Numa época em que se aproxima a realização de eleições em Cabo Verde e que uma mulher se apresenta como candidata a chefe do executivo, é necessário debater seriamente sobre a relevância de confiar tarefas de liderança às mulheres. Infelizmente, um dos várias questionamentos que se levantam para desacreditar a capacidade da mulher em ocupar cargos de liderança política é a questão da competência. No entanto, esta mesma equação quase nunca é aplicada quando quem precisa de apoio é um homem. É uma série de estereótipos estruturais infundados para perpetuar a invisibilidade da mulher na participação política e nos cargos de decisão. As mulheres devem ser apoiadas e encorajadas precisamente por serem mulheres.
A questão do acesso de mulheres à cargos de decisão ou funções políticas mexe com o status quo dominante e com privilégios historicamente estabelecidos. Para se entender esta problemática, importa pôr os conceitos em ordem. Em primeiro lugar, convém reter que, enquanto conceito, quando falo de mulher não me refiro ao sexo biológico (fêmea/feminino) mas sim a uma categoria social a braços com uma relação de desigualdade imposta e aceite como natural tendo como base o sexo biológico. Portanto, falo da falta de oportunidades, da discriminação, da invisibilidade e da presumível igualdade entre homens e mulheres.
Porquê incomoda tanto apoiar mulheres para os cargos de liderança e decisão política, ou outros no aparelho de Estado, em detrimento de homens? Para se responder a esta questão, é preciso atentar pela carga preconceituosa que ela encerra. Para já, o primeiro argumento nesse incómodo é tributar um eventual apoio à competência das mulheres. Ou seja, quando se entender que uma mulher é competente, recebe o apoio de que precisa. No entanto, esta mesma equação quase nunca é aplicada quando quem precisa de apoio é um homem. Não quero com isto dizer que a competência não seja relevante, mas alguma vez o leitor já pensou que só às mulheres se exige como condição primeira e basilar de participação nos cargos a competência, e aos homens essa questão nunca se coloca? E mais: já pensaram as próprias mulheres que só ocupam os cargos que ocupam porque um dia outras mulheres defenderam a sua “causa”? Sabiam que outrora muitas mulheres defenderam e ainda hoje defendem que as mulheres podem ser donas das suas escolhas, e não tributárias das escolhas dos outros? Que as mulheres podem e devem ocupar cargos de decisão, de liderança política, de participação partidária e outros fora do espaço doméstico? Defenderam e defendem que as mulheres podem livremente optar por serem domésticas, trabalhando no cuidado dos outros, sem imposição de ninguém, mesmo não sendo estas actividades reconhecidas como trabalho porque não são remuneradas.

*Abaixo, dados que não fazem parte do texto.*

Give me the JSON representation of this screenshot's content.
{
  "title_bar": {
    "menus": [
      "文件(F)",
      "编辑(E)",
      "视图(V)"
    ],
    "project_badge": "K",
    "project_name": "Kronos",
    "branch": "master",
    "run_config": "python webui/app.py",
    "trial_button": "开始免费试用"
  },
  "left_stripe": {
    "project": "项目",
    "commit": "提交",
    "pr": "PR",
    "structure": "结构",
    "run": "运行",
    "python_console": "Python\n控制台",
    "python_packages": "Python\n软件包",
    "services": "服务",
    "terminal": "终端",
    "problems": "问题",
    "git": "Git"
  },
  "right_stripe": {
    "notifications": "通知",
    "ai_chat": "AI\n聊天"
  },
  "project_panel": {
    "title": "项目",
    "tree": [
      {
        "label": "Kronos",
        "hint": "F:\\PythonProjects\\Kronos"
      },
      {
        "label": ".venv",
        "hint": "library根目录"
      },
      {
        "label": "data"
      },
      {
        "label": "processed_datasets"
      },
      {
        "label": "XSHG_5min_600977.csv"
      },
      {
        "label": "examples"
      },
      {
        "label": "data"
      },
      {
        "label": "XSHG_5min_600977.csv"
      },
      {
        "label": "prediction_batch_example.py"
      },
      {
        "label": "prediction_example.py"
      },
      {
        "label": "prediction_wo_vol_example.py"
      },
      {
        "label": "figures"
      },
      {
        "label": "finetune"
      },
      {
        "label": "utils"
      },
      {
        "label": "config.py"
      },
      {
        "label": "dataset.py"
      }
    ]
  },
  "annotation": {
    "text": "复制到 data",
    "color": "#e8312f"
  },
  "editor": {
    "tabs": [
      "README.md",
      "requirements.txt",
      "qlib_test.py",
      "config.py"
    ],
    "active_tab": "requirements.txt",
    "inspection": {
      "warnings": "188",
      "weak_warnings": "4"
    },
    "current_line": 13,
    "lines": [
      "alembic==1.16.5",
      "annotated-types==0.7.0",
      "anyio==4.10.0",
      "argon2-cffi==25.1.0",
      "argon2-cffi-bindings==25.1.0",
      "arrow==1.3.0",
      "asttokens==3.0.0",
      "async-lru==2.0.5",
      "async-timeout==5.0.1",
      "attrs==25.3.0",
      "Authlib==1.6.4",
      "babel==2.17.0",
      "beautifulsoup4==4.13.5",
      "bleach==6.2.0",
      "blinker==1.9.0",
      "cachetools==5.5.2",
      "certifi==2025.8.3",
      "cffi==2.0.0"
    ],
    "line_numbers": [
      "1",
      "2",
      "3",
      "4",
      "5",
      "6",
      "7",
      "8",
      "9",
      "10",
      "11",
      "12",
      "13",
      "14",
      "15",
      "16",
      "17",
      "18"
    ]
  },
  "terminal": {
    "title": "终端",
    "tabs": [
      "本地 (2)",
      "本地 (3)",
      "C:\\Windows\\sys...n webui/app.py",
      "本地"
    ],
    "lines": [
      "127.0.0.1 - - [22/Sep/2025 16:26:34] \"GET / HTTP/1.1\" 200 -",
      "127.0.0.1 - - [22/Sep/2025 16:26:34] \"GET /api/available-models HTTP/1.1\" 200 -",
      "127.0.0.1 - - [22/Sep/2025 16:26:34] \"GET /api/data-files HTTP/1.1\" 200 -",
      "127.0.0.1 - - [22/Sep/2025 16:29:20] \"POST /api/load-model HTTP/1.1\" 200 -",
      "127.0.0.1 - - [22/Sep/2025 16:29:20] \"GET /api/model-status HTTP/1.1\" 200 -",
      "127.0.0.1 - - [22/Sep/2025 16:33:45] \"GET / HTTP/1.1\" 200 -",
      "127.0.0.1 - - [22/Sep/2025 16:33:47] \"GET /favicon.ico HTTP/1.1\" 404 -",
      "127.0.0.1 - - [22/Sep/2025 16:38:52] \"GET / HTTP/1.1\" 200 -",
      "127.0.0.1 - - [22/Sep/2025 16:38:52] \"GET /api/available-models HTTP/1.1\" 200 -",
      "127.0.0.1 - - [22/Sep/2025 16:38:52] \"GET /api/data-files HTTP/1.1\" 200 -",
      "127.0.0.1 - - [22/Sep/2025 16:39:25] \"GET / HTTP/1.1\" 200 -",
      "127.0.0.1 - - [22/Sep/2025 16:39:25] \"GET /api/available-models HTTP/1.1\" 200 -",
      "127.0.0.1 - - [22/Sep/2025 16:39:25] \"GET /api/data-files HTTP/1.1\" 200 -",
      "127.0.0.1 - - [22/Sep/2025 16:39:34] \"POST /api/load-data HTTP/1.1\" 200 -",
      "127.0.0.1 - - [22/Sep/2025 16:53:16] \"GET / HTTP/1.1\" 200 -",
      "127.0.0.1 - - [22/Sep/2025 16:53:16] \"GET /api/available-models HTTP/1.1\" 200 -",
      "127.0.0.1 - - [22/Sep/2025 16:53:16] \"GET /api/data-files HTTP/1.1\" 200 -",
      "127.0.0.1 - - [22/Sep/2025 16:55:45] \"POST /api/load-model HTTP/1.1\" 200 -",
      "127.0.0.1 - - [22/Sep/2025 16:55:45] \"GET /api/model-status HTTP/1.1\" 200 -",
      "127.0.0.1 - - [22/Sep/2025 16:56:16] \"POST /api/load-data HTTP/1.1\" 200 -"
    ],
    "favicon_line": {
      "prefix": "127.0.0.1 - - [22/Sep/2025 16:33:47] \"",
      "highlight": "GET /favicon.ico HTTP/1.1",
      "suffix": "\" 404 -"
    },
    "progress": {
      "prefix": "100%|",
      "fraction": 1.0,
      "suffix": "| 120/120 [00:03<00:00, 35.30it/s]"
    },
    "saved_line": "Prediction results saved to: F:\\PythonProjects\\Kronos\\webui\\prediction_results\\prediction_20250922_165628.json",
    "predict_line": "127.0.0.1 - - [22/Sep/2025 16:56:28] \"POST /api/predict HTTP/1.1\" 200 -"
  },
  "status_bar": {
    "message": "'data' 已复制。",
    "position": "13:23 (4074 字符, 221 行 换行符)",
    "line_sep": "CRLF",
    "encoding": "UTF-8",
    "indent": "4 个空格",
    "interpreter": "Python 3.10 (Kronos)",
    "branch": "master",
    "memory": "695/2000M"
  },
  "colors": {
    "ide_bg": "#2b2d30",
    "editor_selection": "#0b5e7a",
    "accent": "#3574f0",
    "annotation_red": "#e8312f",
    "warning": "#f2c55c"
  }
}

O segundo argumento procura invisibilizar as mulheres com a célebre e estafada frase: não apoio uma mulher para certos cargos de responsabilidade só porque é “mulher”. Ora, quando alguém faz esta afirmação está a referir-se ao sexo biológico, à fêmea, ao feminino. Porém, na minha opinião, uma mulher deve ser apoiada precisamente porque é mulher, ou seja, uma categoria social a braços com uma relação de desigualdade imposta e aceite como natural tendo como base o sexo biológico. Veja, caro leitor, uma mulher que trabalha 8 horas diárias na empresa, na função pública, nos mercados, em casa e em outros espaços, é aquela a quem ainda se incumbe, de regresso à casa, realizar tarefas domésticas e cuidar dos outros – maridos/companheiros, filhos/as, outros familiares e dependentes, etc. –, sendo a primeira a se levantar e a última a se deitar. É esta mulher que ainda procura tempo e disponibilidade para participar das actividades comunitárias e associativas. Entendo que quem desempenha estes papéis não precisa pedir ou mesmo mendigar apoios de outras mulheres e dos homens para participar e conquistar um espaço na esfera pública. Isto porque já conquistou esses apoios por mérito e trabalho pessoal.
Porque deve o país apoiar as mulheres a participarem da esfera pública, ou seja, terem acesso aos cargos de liderança e decisão política?
As mulheres enfrentam vários obstáculos para poderem participar da esfera pública.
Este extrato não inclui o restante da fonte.